In the autonomous cardiac MRI workflow, AI can automatically position the patient, plan imaging views and suggest scan parameters, but radiographers remain responsible for reviewing and approving the examination before it begins.
Similarly, during long-term ECG monitoring, AI may analyse millions of heartbeats and highlight recordings that warrant attention, but the final diagnosis still rests with the cardiologist reviewing those findings. Even during minimally invasive heart valve repair, AI provides guidance on the position and trajectory of the repair device, while every treatment decision remains firmly in the hands of the multidisciplinary heart team.
“One principle is absolutely fundamental to Philips.
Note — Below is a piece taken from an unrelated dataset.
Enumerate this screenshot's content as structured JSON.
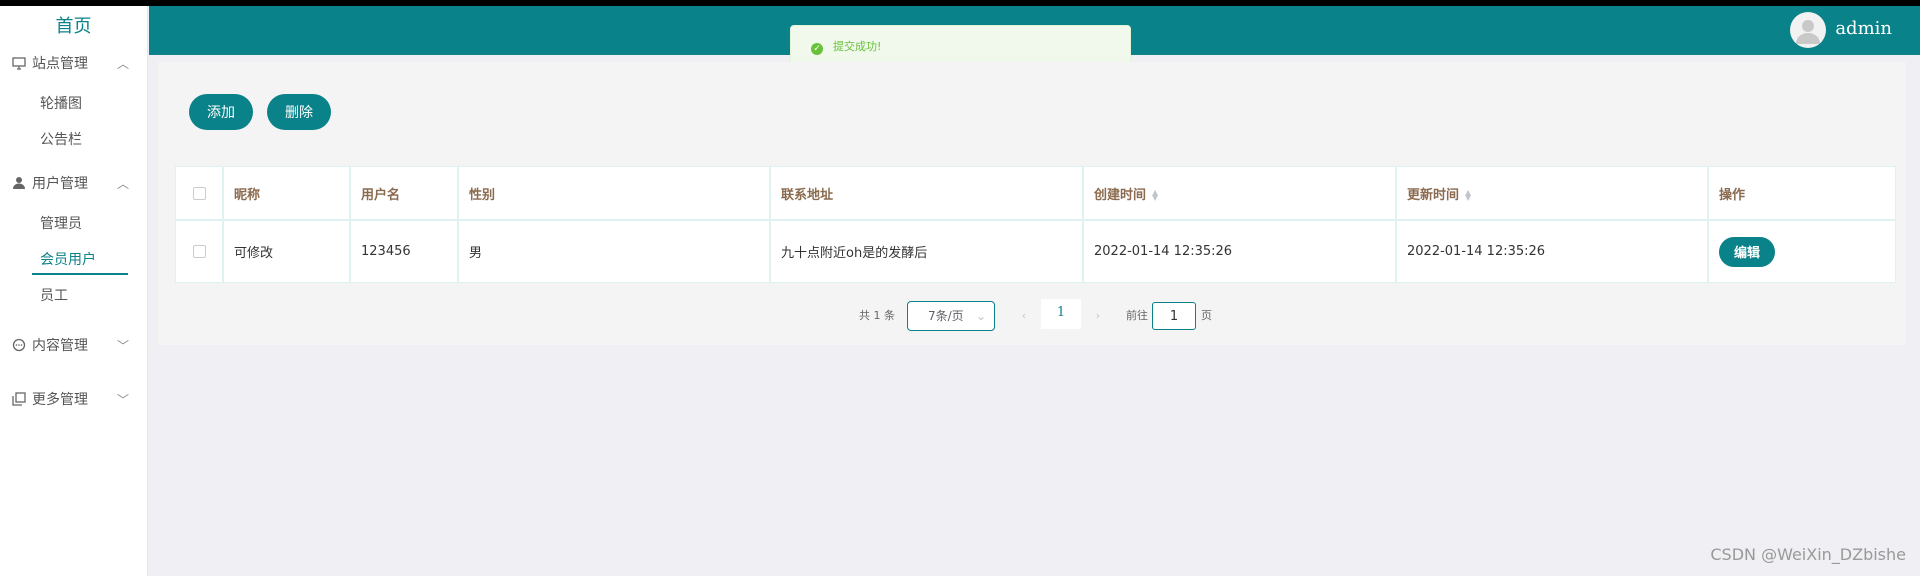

The human always remains in control.” Patrick emphasised.
Unlike consumer AI tools that can occasionally produce incorrect or fabricated responses, clinical AI is developed, validated and regulated for specific medical tasks.
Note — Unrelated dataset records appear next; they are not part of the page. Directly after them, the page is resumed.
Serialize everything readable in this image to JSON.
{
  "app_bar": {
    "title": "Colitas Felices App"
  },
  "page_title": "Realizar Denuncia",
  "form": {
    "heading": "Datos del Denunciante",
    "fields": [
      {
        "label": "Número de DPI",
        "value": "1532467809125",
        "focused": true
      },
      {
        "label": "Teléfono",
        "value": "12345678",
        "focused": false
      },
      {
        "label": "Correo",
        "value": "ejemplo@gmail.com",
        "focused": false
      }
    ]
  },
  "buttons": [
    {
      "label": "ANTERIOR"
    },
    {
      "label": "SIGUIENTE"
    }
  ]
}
The Future Health Index 2026 found that while clinicians are increasingly optimistic about AI, they also want greater oversight and education. Nine in ten healthcare professionals (90%) said it remains essential to keep a human involved in AI-assisted care, while 86% believe AI-generated outputs should always be reviewed by a clinician before being used in patient care.
As AI becomes more deeply embedded into healthcare, earning clinicians’ trust may prove just as important as improving the technology itself. The future of healthcare AI will not be determined solely by smarter algorithms, but by how well those tools fit into clinical workflows while preserving the judgement, accountability and expertise of the people using them.
The Biggest Change May Be Invisible to Patients
Rather than replacing clinicians, many of today’s AI applications focus on reducing repetitive work, improving consistency and helping healthcare teams navigate increasingly complex decisions.
The future of healthcare AI is not be about replacing clinicians at all. Instead, it is about removing the small but significant barriers that stand between clinicians and patients, and giving healthcare professionals back something they desperately need: more time, greater confidence and the capacity to care for more people.